Firenze – Da Coldiretti arriva un allarme grave per i salumi italiani e la carne in genere: dall’inizio della crisi infatti le frodi sulle carni sono cresciute con un tasso da brivido, +150%. Non solo: l’aumento in controtendenza del consumo di carni “bio” espone questo particolare e delicato settori agli appetiti sempre più feroci delle cosche.

L’analisi di Coldiretti è scattata in seguito all’inchiesta della procura di Torino sulla vendita di falsi salumi biologici, un caso che segue di poco quello che si è verificato in Toscana con un’altra eccellenza del territorio, vale a dire l’olio di oliva, extra -vergine e biologico sulla carta, mentre si trattava di un prodotto denominato “olio lampante”, una sorta di sottoprodotto dell’olio vergine d’oliva, ottenuto tramite estrazione con soli metodi meccanici, ma non utilizzabile per il consumo alimentare.

Tornando alle carni biologiche, i dati riportati da Coldiretti si rifanno ai sequestri effettuati dai Nas nei primi nove mesi del 2014 rispetto allo stesso periodo del 2008. Insomma, il biologico fa gola.

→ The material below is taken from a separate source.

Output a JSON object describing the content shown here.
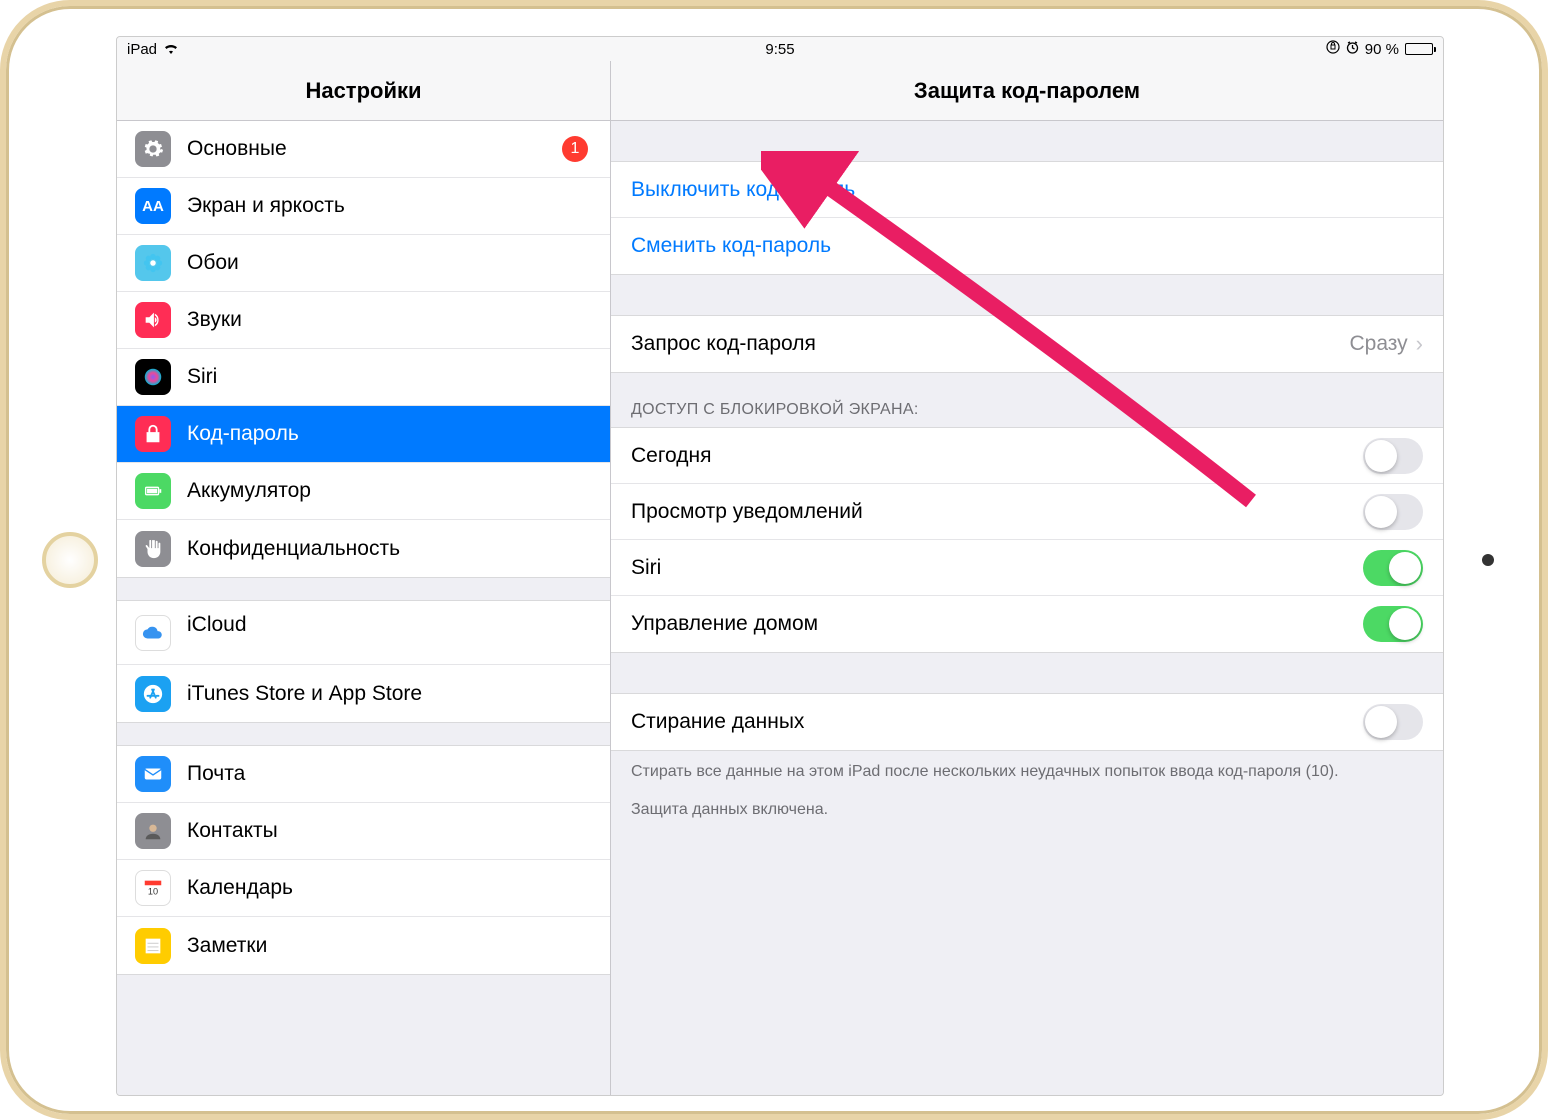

Non solo: la truffa sulla carne bio è deleteria anche per quanto riguarda la fiducia dei cittadini, che sempre più sovente, ove possibile, la mettono nel carrello della spesa. Ma il vero business, quello su cui si appuntano appetiti poco leciti ed è più grosso il pericolo dell’infiltrazione dei tentacoli della criminalità organizzata, è tutto nei numeri del biologico: in controtendenza netta col crollo dei consumi alimentari, gli acquisti di prodotti biologici, nei primi 5 mesi del 2014, hanno raggiunto il record del +17,3 per cento per i prodotti confezionati nella grande distribuzione, mentre l’intero settore, secondo quanto rivelato da Coldiretti, vale 3 miliardi di giro di affari. Un mercato che dunque sollecita l’attenzione del legislatore, cui Coldiretti lancia la necessità di instaurare l’obbligo “della tracciabilità del prodotto e l’indicazione di origine in etichetta”.